Миллер раздраженно кривится, и Уоллас расцветает. По телу прокатывается серебристая дрожь предвкушения.
– Ну хватит, Уоллас, – ворчит Миллер. – Не вредничай.
Молодец, заслужил награду, – думает Уоллас. Что ж, он проявит великодушие. Уоллас целует Миллера в плечо и вжимается в него лицом. Каким облегчением становится закрыть глаза – пусть даже на секунду. Крупная ладонь Миллера теперь лежит у него на бедре. Сухая, прохладная и мозолистая. В теле его вибрирует приглушенный смех.
– Вот теперь привет, – говорит Уоллас, но Миллер уже убирает руку.
– Что мы делаем?
– Не знаю. Ты мне скажи.
Скрипит пластик. Стонет деревянный каркас диванчика. Уоллас отодвигается, влажная кожа липнет к сидению. Миллер, упершись в ручку кружки большим пальцем, медленно разворачивает ее.
– Я просто пытался проявить заботу. Потому и спросил.
– Так, может, вот чем мы занимаемся? Ты проявляешь заботу?
– Не цепляйся.
– Не учи меня жить, – огрызается Уоллас, распаленный внезапным приступом вздорной заносчивости. Миллер на мгновение изумленно замирает, но быстро приходит в себя и разворачивается к Уолласу всем телом, оказавшись к кухне спиной. Теперь получается, что они забились в угол. По переносице и скулам Миллера скользят солнечные лучи, заливая все вокруг ярким золотистым светом. Он так близко. В воздухе потрескивают электрические разряды. Ресницы у Миллера такие трогательно шелковистые. Уоллас накрывает рукой его глаза и чувствует, как их кончики щекочут ему ладонь. И снова вздох облегчения – Миллер больше не может за ним наблюдать, рассматривать в упор. Вид у него сейчас, как у благовоспитанного мальчика – дуется, но ждет терпеливо. Еще одна награда, – думает Уоллас. И встает на колени. Мягкое сидение прогибается под его весом. Упершись рукой Миллеру в плечо, он устраивается поудобнее.

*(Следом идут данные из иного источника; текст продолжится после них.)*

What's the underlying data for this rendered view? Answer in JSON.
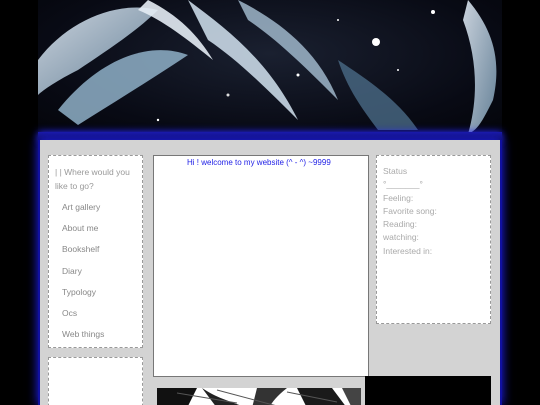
{
  "nav": {
    "title": "| | Where would you like to go?",
    "items": [
      "Art gallery",
      "About me",
      "Bookshelf",
      "Diary",
      "Typology",
      "Ocs",
      "Web things"
    ]
  },
  "main": {
    "welcome": "Hi ! welcome to my website (^ - ^) ~9999"
  },
  "status": {
    "title": "Status",
    "divider": "°_______°",
    "lines": [
      "Feeling:",
      "Favorite song:",
      "Reading:",
      "watching:",
      "Interested in:"
    ]
  },
  "colors": {
    "accent_blue": "#1e1ee6",
    "frame_glow": "#1f1fff",
    "panel_bg": "#d3d3d3"
  }
}
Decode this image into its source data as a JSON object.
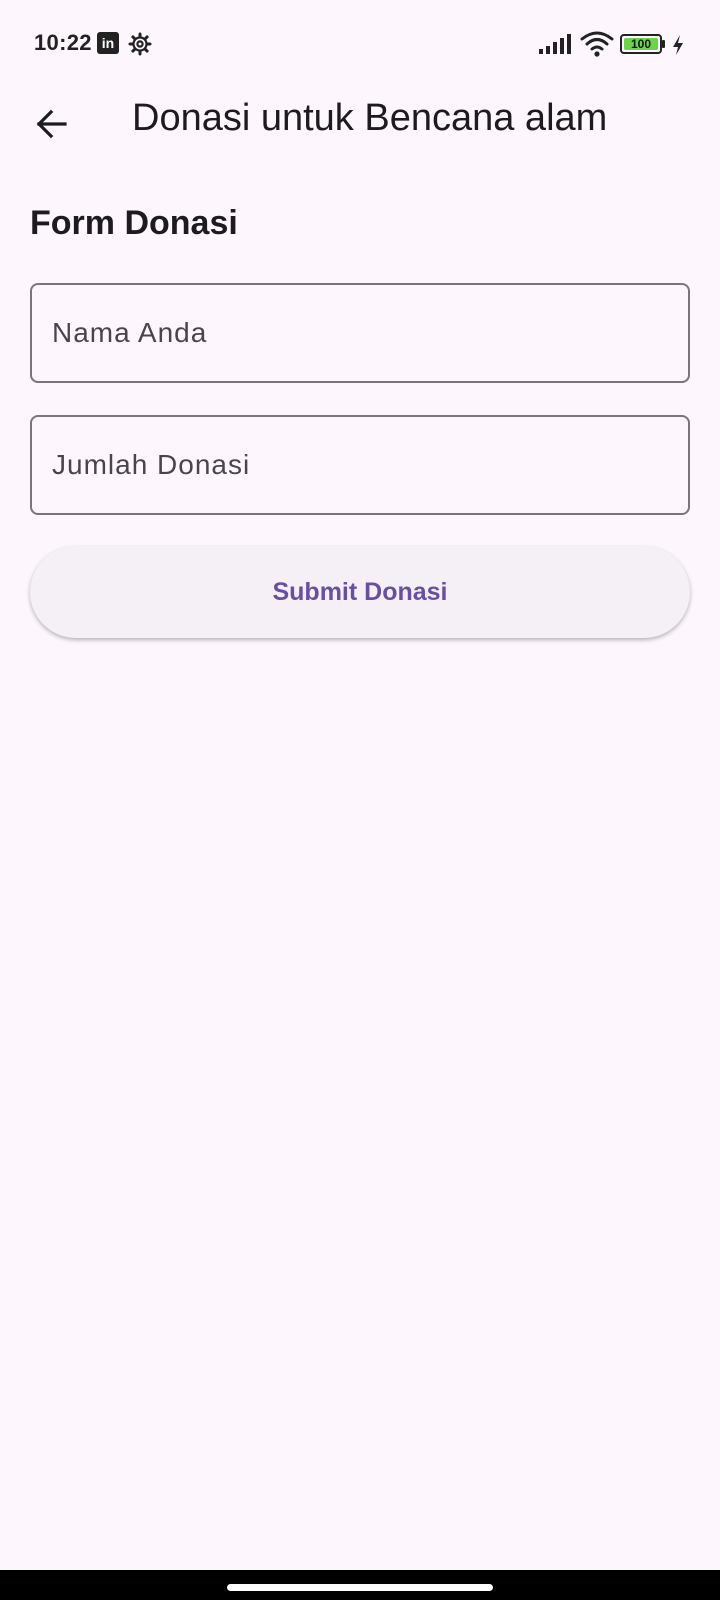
{
  "status_bar": {
    "time": "10:22",
    "battery_level": "100",
    "icons": [
      "linkedin-icon",
      "gear-icon",
      "signal-icon",
      "wifi-icon",
      "battery-icon",
      "charging-icon"
    ]
  },
  "app_bar": {
    "back_icon": "arrow-left-icon",
    "title": "Donasi untuk Bencana alam"
  },
  "form": {
    "heading": "Form Donasi",
    "name_field": {
      "placeholder": "Nama Anda",
      "value": ""
    },
    "amount_field": {
      "placeholder": "Jumlah Donasi",
      "value": ""
    },
    "submit_label": "Submit Donasi"
  },
  "colors": {
    "background": "#fdf7fd",
    "primary": "#6750a4",
    "outline": "#79747e",
    "button_surface": "#f4f0f6",
    "battery_fill": "#6bd44a"
  }
}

– Что ты делаешь? – уже слегка озабоченно спрашивает Миллер. Уоллас лишь хмыкает вместо ответа. И сразу чувствует, как Миллер напрягается. Он сейчас, как туго сжатая пружина в его руках. Уоллас придвигается ближе, наклоняется так, чтобы их с Миллером глаза, носы и губы оказались на одном уровне. И вглядывается в темные круглые костяшки собственных пальцев, прикрывающих Миллеру глаза. Миллер ерзает. Разумеется, он чувствует на лице дыхание Уолласа. Чувствует близость его тела.
– Уоллас, что ты делаешь? – снова спрашивает он.
Уоллас с трудом удерживается от смеха. Так и подмывает ответить: «Проявляю инициативу». Или: «Я бы хотел поделиться с тобой одной увлекательной историей». Но ничего подобного он не говорит. Еще ближе. Прикосновение губ. Мыльный привкус зубной пасты. Резкий спиртовой душок ополаскивателя для рта. А еще глубже не желающее смываться послевкусие сна. Кофе Миллеру не давать! Уоллас пробует на вкус его губы. Мягкую впадинку посередине, носящую название «лук Купидона», уголки. А после ныряет в рот, влажный и теплый.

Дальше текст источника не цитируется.